On Tue, 21 May 2002, Eric Armstrong wrote: (01)
> Other alternatives for decision making including voting
> systems, and "rated evaluations", where an alternative
> eventually snowballs to victory based on the strength
> of the evaluations and the reputations of the people
> giving them. (So when 3 very respected people give
> proposition X a "+5", I'm inclined to go along for the ride!)
>
> Personally, I think that rated evaluations make a lot of
> sense. But we need tools to structure the decision and
> sort things according to their ratings so the cream rises
> to the top, where it is on screen. (02)
(There's a fair amount of personal spray in this message, and for
that I apologize, but I figure it's worth sharing some of this
stuff.) (03)
As an aside, I have some very simple perl code called
Agendamaker, which is a very simple, semi-anonymous, consensual
issue management system. I don't think I've mentioned it before
but I'm not sure[1]. I used it in a workplace to encourage those
without a voice to raise issues (literally) up an agenda. There's
more info here from an advogato entry on July 29 of 2000: (04)
http://www.advogato.org/person/cdent/diary.html?start=19 (05)
One iteration of the code is here: (06)
http://www.kiva.net/~cdent/cgi-bin/toot/agendamaker.cgi (07)
that page has a link to the source.

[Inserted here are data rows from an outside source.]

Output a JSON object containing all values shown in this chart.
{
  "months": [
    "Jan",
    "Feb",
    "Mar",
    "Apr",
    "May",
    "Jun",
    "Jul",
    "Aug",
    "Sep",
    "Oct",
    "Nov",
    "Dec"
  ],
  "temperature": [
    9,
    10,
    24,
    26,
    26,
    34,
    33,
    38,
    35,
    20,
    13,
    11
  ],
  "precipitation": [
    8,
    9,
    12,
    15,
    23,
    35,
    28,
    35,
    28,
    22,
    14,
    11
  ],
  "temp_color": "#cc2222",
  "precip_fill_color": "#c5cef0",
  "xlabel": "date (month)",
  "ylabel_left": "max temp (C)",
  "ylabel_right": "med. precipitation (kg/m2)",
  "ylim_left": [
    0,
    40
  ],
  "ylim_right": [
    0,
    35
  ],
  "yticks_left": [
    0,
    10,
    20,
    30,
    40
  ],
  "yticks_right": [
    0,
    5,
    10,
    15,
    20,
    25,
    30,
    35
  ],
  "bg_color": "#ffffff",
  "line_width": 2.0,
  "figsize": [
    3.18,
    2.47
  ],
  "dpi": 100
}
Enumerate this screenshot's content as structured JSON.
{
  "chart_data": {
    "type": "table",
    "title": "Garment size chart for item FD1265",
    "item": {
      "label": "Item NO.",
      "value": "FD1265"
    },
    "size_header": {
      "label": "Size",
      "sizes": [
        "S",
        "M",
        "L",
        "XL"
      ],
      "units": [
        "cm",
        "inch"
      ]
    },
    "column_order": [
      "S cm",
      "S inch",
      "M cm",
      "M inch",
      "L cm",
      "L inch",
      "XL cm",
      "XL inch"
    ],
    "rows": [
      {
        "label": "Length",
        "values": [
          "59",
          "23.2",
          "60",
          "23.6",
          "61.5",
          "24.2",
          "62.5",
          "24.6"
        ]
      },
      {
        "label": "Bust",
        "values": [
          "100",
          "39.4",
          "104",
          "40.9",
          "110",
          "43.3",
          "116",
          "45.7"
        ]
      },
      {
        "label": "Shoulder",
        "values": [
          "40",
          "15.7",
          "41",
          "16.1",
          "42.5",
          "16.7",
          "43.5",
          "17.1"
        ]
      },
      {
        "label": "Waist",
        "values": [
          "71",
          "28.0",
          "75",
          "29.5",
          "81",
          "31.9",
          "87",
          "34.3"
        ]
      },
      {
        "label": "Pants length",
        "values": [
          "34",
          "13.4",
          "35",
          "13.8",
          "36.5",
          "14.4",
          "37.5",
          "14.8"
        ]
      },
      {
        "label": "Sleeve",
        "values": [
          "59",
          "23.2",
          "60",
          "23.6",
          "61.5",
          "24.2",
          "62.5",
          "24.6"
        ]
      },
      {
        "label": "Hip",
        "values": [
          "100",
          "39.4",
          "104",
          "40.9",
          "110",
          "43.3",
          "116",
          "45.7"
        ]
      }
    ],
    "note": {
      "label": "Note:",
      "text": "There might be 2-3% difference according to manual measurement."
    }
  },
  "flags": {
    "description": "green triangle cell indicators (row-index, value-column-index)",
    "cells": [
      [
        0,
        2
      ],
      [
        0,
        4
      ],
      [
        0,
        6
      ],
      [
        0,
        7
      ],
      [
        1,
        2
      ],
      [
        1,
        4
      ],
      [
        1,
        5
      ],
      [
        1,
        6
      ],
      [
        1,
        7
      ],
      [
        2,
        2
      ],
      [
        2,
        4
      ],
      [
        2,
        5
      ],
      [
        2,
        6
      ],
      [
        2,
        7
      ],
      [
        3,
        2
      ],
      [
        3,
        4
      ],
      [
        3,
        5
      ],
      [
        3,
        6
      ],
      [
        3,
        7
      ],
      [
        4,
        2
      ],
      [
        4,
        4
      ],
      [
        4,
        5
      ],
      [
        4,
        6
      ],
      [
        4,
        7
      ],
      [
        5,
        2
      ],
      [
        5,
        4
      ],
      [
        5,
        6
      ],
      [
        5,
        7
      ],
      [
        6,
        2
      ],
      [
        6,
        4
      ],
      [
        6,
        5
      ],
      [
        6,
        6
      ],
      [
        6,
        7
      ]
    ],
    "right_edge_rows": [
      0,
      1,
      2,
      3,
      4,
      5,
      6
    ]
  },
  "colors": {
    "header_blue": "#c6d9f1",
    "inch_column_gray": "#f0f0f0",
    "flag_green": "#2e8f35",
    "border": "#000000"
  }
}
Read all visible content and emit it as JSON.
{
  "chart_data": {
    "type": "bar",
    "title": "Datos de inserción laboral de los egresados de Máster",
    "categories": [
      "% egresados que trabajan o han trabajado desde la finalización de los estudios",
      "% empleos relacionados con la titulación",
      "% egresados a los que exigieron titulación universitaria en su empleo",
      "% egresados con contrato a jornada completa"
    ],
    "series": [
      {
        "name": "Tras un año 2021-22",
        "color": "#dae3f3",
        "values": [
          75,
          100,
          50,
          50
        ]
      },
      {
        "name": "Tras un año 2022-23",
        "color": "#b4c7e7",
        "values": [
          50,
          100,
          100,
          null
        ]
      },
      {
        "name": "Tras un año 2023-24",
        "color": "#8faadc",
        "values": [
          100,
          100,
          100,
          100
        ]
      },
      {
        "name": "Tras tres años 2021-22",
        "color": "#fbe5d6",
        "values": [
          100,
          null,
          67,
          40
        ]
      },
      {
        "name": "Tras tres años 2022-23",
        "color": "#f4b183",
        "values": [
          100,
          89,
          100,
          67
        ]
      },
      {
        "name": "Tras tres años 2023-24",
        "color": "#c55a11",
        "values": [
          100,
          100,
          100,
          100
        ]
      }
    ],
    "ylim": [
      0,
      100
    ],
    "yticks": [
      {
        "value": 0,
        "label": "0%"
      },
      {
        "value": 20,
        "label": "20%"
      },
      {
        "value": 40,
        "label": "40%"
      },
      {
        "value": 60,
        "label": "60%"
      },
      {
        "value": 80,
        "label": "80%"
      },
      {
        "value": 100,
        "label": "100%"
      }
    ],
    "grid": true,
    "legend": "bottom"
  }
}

I used it as part of a CGI
tutorial I did for the tech support people at that organization.
That's at: (08)
http://www.kiva.net/~cdent/toot/ (09)
Unfortunately I've recently discovered that my cookie management
(preventing individuals from voting more than once per issue is not
really working). (010)
I mention this because in separate conversation with Mei Lin
about high performance teams I recalled that what makes a team
high performance is not complex, highly-engineered tools that do
lots of neat stuff, but instead the will to be high performance,
the ability to share knowledge, and an attention to processes that
allows for the identification of the tight roadblocks to
communication and process. If those roadblocks can be identified
some of them can be eased or removed by small, focused tools that
are not complicated in themselves but have large results. (011)
Agendamaker was supposed to be one of those tools but it did not
achieve the desired results. Instead of giving voice to people,
it led to the confrontation that nearly got me fired and caused
me to leave my job. However the methods had led to some other
tools and processes that were very helpful: (012)
McFeely (a generic distributed task automater):
http://web.systhug.com/mcfeely/
See:
http://web.systhug.com/mcfeely/examples.html
for examples of what it was used for.
Arts (a simple knowledge base manager):
http://arts.sourceforge.net/
A simple search interface to the group email archive, using
glimpse, just from the command line:
http://www.webglimpse.org/ (013)
None of these tools are even remotely close to perfect, but they
loosened roadblocks that raised our productivity immensely. (014)
[1] Webglimpse is not a perfect tool, but could provide an easy
system for creating indexes of the mailing list archives. With
that I would have been able to search for reference to
agendamaker in the archives. This is a considerably different task
from the conceptual access on which Kathryn and I are working. (015)
--
Chris Dent <cdent@burningchrome.com> http://www.burningchrome.com/~cdent/
"Mediocrities everywhere--now and to come--I absolve you all! Amen!"